ON DISTINGUE PLUSIEURS TYPES DE CAPTIFS : CEUX DU DEY, CEUX L’ÉTAT ET, CEUX DES PARTICULIERS.

Ceux du Dey : somptueusement vêtus, donneront leurs soins à la cuisine et à la maison

Ceux de l’Etat : feront office de débardeurs, manœuvres, sur les chantiers du port, aux carrières, ou même loués comme ouvriers agricoles; Deux fois l’an, les esclaves servent à bord des galères durant 50 jours environ, après quoi, ils sont affectés à d’autres tâches. Moyennant une redevance, les plus favorisés circulent librement en ville où ils exercent de petits métiers : porteurs d’eau, écrivains (dans les bagnes), « chirurgiens », vendeurs de gâteaux, etc. Certains arrivent à tenir des tavernes et gargotes, tandis que d’autres vivent de jeux de hasard.

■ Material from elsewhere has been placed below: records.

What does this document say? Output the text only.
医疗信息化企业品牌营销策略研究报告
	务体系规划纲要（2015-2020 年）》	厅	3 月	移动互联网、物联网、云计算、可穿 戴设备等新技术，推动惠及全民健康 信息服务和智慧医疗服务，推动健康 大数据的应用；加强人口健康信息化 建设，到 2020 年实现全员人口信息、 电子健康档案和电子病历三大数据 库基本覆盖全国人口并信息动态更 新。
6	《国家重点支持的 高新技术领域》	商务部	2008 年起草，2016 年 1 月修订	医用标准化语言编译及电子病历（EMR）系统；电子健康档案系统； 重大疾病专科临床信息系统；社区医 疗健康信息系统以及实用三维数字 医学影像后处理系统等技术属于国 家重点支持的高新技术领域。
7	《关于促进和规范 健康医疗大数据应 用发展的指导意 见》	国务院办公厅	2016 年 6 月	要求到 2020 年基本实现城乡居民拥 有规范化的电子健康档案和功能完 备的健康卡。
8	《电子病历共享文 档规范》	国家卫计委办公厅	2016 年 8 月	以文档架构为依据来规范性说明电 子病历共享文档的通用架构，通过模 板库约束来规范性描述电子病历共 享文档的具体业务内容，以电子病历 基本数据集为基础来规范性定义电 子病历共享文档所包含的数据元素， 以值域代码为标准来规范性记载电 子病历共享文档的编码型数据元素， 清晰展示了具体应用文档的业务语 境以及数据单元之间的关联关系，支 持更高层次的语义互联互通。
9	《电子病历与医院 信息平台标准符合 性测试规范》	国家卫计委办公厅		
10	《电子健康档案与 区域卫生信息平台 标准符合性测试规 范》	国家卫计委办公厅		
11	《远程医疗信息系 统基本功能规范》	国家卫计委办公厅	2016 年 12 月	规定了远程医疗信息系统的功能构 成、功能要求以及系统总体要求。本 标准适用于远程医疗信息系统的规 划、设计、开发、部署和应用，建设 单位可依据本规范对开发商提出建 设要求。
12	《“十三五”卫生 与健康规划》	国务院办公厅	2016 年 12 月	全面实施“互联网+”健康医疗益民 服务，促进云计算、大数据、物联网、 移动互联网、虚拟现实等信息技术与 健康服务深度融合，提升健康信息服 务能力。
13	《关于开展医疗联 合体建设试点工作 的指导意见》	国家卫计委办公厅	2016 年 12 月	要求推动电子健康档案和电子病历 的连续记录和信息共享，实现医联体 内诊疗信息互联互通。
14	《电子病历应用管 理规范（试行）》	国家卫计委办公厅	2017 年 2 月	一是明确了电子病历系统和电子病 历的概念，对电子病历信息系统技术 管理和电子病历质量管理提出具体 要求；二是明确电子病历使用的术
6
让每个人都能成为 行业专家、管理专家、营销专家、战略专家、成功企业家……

Ceux des particuliers : Chaque maison a en effet un ou plusieurs esclaves occupés aux taches domestiques : entretien de la maison, blanchiment des murs à la chaux, fabrication du pain, garde des enfants, etc

LES CONDITIONS DE VIE DES CAPTIFS

La grande majorité ne devait pas avoir un sort enviable. « Les exactions sont insupportables dans le bagne aux cellules basses, sombres et malsaines, infestées de vermine. Couchés dans des hamacs pendus les uns au-dessus des autres, les esclaves souffrent du froid l’hiver, de la grande chaleur l’été, de l’humidité et de la vermine en toutes saisons, maltraités par des gardiens qui ne leur donnent que de mauvais biscuits et de l’eau souvent putride » selon Diego de Haedo.

Cependant il convient de distinguer des rangs dans la captivité. A coté des cas tragiques d’autres (la fameuse exception) ont été semble t-il, satisfaits de leur sort. C’est ainsi que nous trouvons quelques cas d’anciens captifs qui, une fois libérés, reviennent pour s’installer dans la Régence, comme l’indique le témoignage de Jeanbon Saint-¬André, consul de France à Alger de 1795 à 1798.

A vrai dire les conditions de vie du captif dépendent du maître qu’il a et du travail auquel il est affecté. Ceux qui appartiennent à des particuliers, dans leur malheur, ont plus de chance et jouissent d’une relative liberté de mouvement, qui les autorise à louer leurs services ailleurs; cette mansuétude leur permet d’améliorer leur quotidien , voire, faire des économies afin de racheter eux-mêmes leur liberté. Mais tous n’ont pas cette aubaine. Certains captifs mènent une vie si misérable qu’ils sombrent dans un désespoir sans nom, qui les pousse à tenter de s’évader, en dépit du châtiment qu’ils peuvent subir.